Attorney Laura J. Hansen is our author today, and she has written the following article about buy-sell agreements. In a previous article, Ms. Hansen discussed the importance of succession planning for business owners. For a business to withstand the test of time and become a ‘legacy’ business, the succession of ownership from one owner to the next owner or group of owners must be smooth and effective. A well-drafted buy-sell agreement is an important part of business succession.
Running a business can be difficult with anyone whether your spouse, family member, or best friend. So, most business owners do not want to end up owning a business with some third party who they did not choose or do not know. The terms of a buy-sell agreement address ‘what happens when something happens’. In other words, if one business owner dies, becomes incapacitated, puts the business at risk, or simply wants out, the buy-sell terms set forth the process by which the remaining owners may buy out the affected owner.

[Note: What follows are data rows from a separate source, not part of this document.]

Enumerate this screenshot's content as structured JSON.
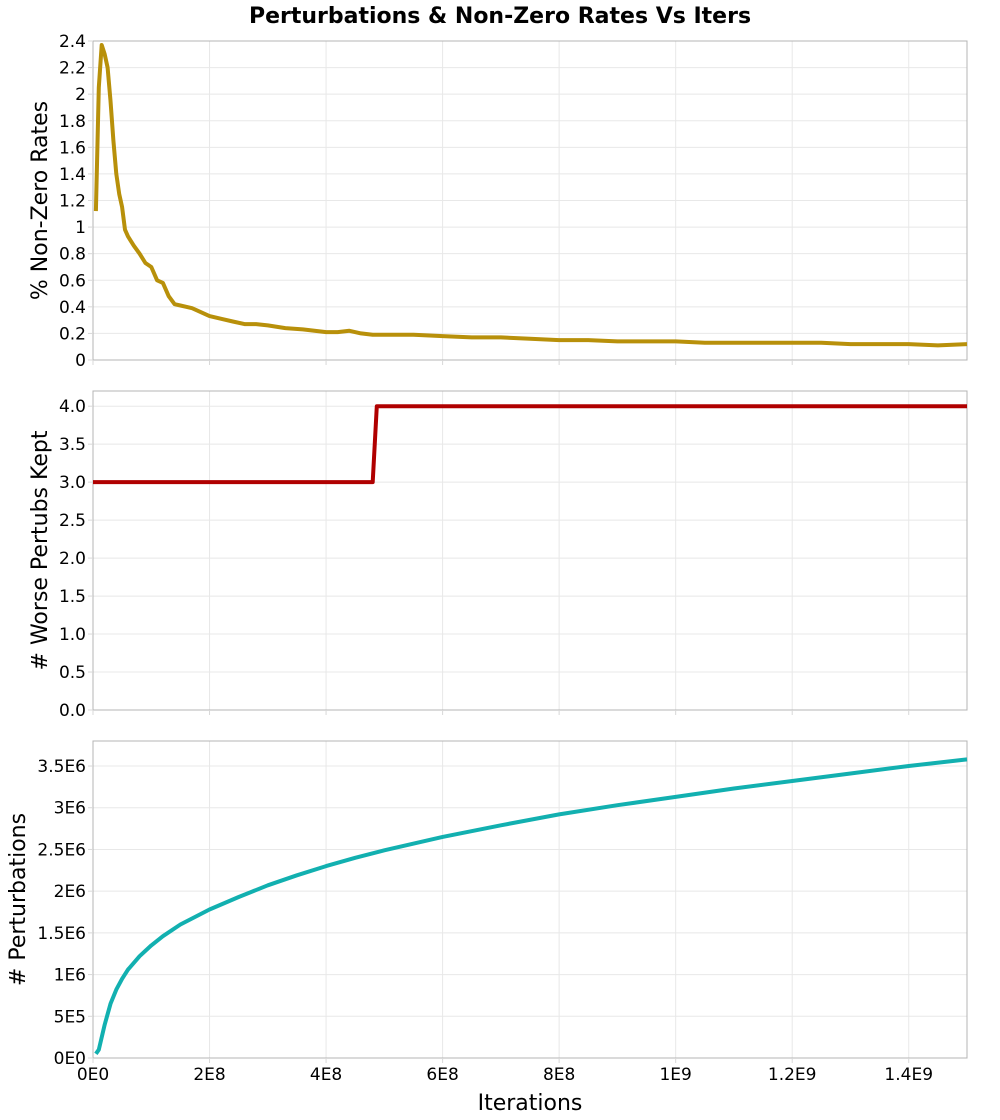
{
  "figure": {
    "title": "Perturbations & Non-Zero Rates Vs Iters",
    "xlabel": "Iterations"
  },
  "chart_data": [
    {
      "type": "line",
      "ylabel": "% Non-Zero Rates",
      "xlim": [
        0,
        1500000000
      ],
      "ylim": [
        0,
        2.4
      ],
      "xticks": [
        0,
        200000000,
        400000000,
        600000000,
        800000000,
        1000000000,
        1200000000,
        1400000000
      ],
      "xtick_labels": [],
      "yticks": [
        0,
        0.2,
        0.4,
        0.6,
        0.8,
        1.0,
        1.2,
        1.4,
        1.6,
        1.8,
        2.0,
        2.2,
        2.4
      ],
      "ytick_labels": [
        "0",
        "0.2",
        "0.4",
        "0.6",
        "0.8",
        "1",
        "1.2",
        "1.4",
        "1.6",
        "1.8",
        "2",
        "2.2",
        "2.4"
      ],
      "grid": true,
      "series": [
        {
          "color": "#b8900a",
          "x": [
            5000000,
            10000000,
            15000000,
            20000000,
            25000000,
            30000000,
            35000000,
            40000000,
            45000000,
            50000000,
            55000000,
            60000000,
            70000000,
            80000000,
            90000000,
            100000000,
            110000000,
            120000000,
            130000000,
            140000000,
            150000000,
            160000000,
            170000000,
            180000000,
            200000000,
            220000000,
            240000000,
            260000000,
            280000000,
            300000000,
            330000000,
            360000000,
            400000000,
            420000000,
            440000000,
            460000000,
            480000000,
            500000000,
            550000000,
            600000000,
            650000000,
            700000000,
            750000000,
            800000000,
            850000000,
            900000000,
            950000000,
            1000000000,
            1050000000,
            1100000000,
            1150000000,
            1200000000,
            1250000000,
            1300000000,
            1350000000,
            1400000000,
            1450000000,
            1500000000
          ],
          "y": [
            1.12,
            2.05,
            2.37,
            2.3,
            2.2,
            1.95,
            1.65,
            1.4,
            1.25,
            1.15,
            0.98,
            0.93,
            0.86,
            0.8,
            0.73,
            0.7,
            0.6,
            0.58,
            0.48,
            0.42,
            0.41,
            0.4,
            0.39,
            0.37,
            0.33,
            0.31,
            0.29,
            0.27,
            0.27,
            0.26,
            0.24,
            0.23,
            0.21,
            0.21,
            0.22,
            0.2,
            0.19,
            0.19,
            0.19,
            0.18,
            0.17,
            0.17,
            0.16,
            0.15,
            0.15,
            0.14,
            0.14,
            0.14,
            0.13,
            0.13,
            0.13,
            0.13,
            0.13,
            0.12,
            0.12,
            0.12,
            0.11,
            0.12
          ]
        }
      ]
    },
    {
      "type": "line",
      "ylabel": "# Worse Pertubs Kept",
      "xlim": [
        0,
        1500000000
      ],
      "ylim": [
        0,
        4.2
      ],
      "xticks": [
        0,
        200000000,
        400000000,
        600000000,
        800000000,
        1000000000,
        1200000000,
        1400000000
      ],
      "xtick_labels": [],
      "yticks": [
        0,
        0.5,
        1.0,
        1.5,
        2.0,
        2.5,
        3.0,
        3.5,
        4.0
      ],
      "ytick_labels": [
        "0.0",
        "0.5",
        "1.0",
        "1.5",
        "2.0",
        "2.5",
        "3.0",
        "3.5",
        "4.0"
      ],
      "grid": true,
      "series": [
        {
          "color": "#b00000",
          "x": [
            0,
            480000000,
            487000000,
            1500000000
          ],
          "y": [
            3,
            3,
            4,
            4
          ]
        }
      ]
    },
    {
      "type": "line",
      "ylabel": "# Perturbations",
      "xlim": [
        0,
        1500000000
      ],
      "ylim": [
        0,
        3800000
      ],
      "xticks": [
        0,
        200000000,
        400000000,
        600000000,
        800000000,
        1000000000,
        1200000000,
        1400000000
      ],
      "xtick_labels": [
        "0E0",
        "2E8",
        "4E8",
        "6E8",
        "8E8",
        "1E9",
        "1.2E9",
        "1.4E9"
      ],
      "yticks": [
        0,
        500000,
        1000000,
        1500000,
        2000000,
        2500000,
        3000000,
        3500000
      ],
      "ytick_labels": [
        "0E0",
        "5E5",
        "1E6",
        "1.5E6",
        "2E6",
        "2.5E6",
        "3E6",
        "3.5E6"
      ],
      "grid": true,
      "series": [
        {
          "color": "#12b0b0",
          "x": [
            5000000,
            10000000,
            20000000,
            30000000,
            40000000,
            50000000,
            60000000,
            80000000,
            100000000,
            120000000,
            150000000,
            200000000,
            250000000,
            300000000,
            350000000,
            400000000,
            450000000,
            500000000,
            600000000,
            700000000,
            800000000,
            900000000,
            1000000000,
            1100000000,
            1200000000,
            1300000000,
            1400000000,
            1500000000
          ],
          "y": [
            50000,
            100000,
            400000,
            650000,
            820000,
            950000,
            1060000,
            1220000,
            1350000,
            1460000,
            1600000,
            1780000,
            1930000,
            2070000,
            2190000,
            2300000,
            2400000,
            2490000,
            2650000,
            2790000,
            2920000,
            3030000,
            3130000,
            3230000,
            3320000,
            3410000,
            3500000,
            3580000
          ]
        }
      ]
    }
  ]
}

Buy-sell agreements are used for all types of business entities whether a partnership, limited liability company (LLC) or corporation, and thus have various names, such as a Share Restriction Agreement, Member Control Agreement, Operating Agreement, or simply a Buy-Sell Agreement. Buy-sell agreements are entered into by owners of a business and may be completed when the entity is first formed, when a new owner comes on board, or simply when the existing owners make time for it. There are several main components of a buy-sell agreement. First, there’s a restriction on the sale of an owner’s interest in the business. Second, there’s a list of events that trigger the process of the buy-sell to begin. Third, there’s a valuation method described to establish a price for the ownership interest, and lastly, terms of the purchase are set forth which may include a down payment and installment payments over a period of time.

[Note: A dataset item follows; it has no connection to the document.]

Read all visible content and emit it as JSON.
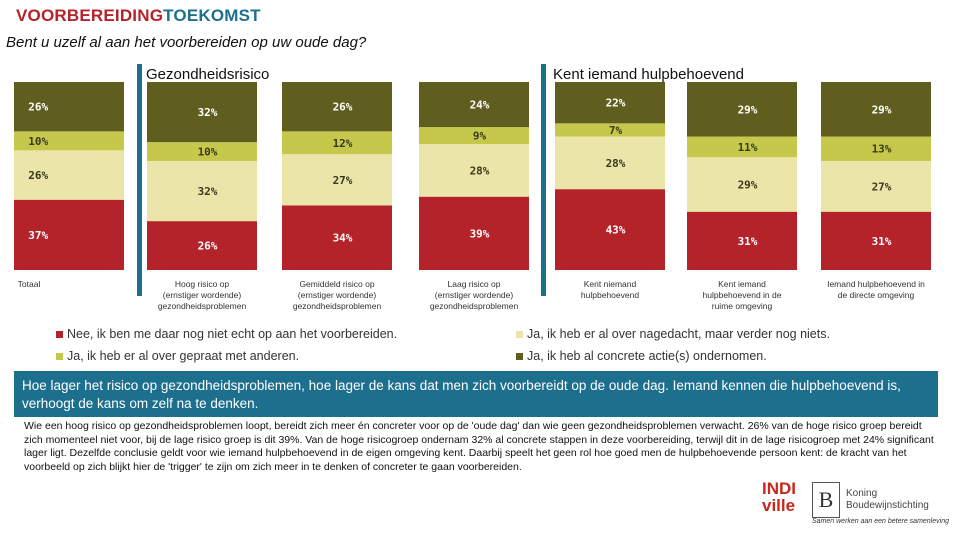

So, what are these triggering events? Death, incapacity, divorce, bankruptcy, judgments, and attachments are triggering events. Termination of employment from a business or competing with the business are also triggering events. An owners desire to exit a business, retire, or otherwise move on should also be addressed. In many cases, these events can be anticipated even though they may happen unexpectedly, and while they may seem negative or pessimistic, wise business owners plan for these events.
What happen when one of these triggering events takes place? The buy-sell agreement should describe this process, and there are many options. Under the terms of the buy-sell agreement, the company may have the obligation to buy in or redeem the owner’s shares or membership interest. This is often the case when the triggering event is the death of one of the owners. For other triggering events, the company may have the option to redeem, and if it chooses not to, then the remaining owners have the option to buy the shares or membership interest. This structure gives the remaining owners ways to evaluate tax implications, control, dilution, and other considerations and figure out the best way to proceed.
Of course, placing a value on the shares or membership interests in a business is very important and can be difficult. Valuation methods include using a stipulated value, formula, appraisal process, accountant’s determination, or an outside valuation such as the assessed value. It’s wise to agree to one type of valuation such as setting a stipulated value on a regular basis and then to have a fallback valuation method if the first has not been done.
Payment terms are important, too, and often the buy-sell agreement will set forth a down payment, interest rates, and number of years of payments. In some cases, the company will pay for the departing owner’s shares or interest in full, perhaps using proceeds of life insurance. In other cases, the terms will be agreed to in a promissory note or other security agreement.
One of the most important benefits of putting in place a buy-sell agreement is for owners to come to an agreement before ‘something’ happens and when they are in a neutral and equal position. Before a triggering event takes place, owners do not know whether they will be a buyer or a seller, so that’s the best time to put in place buy-sell terms that are the most fair and equitable to all the owners.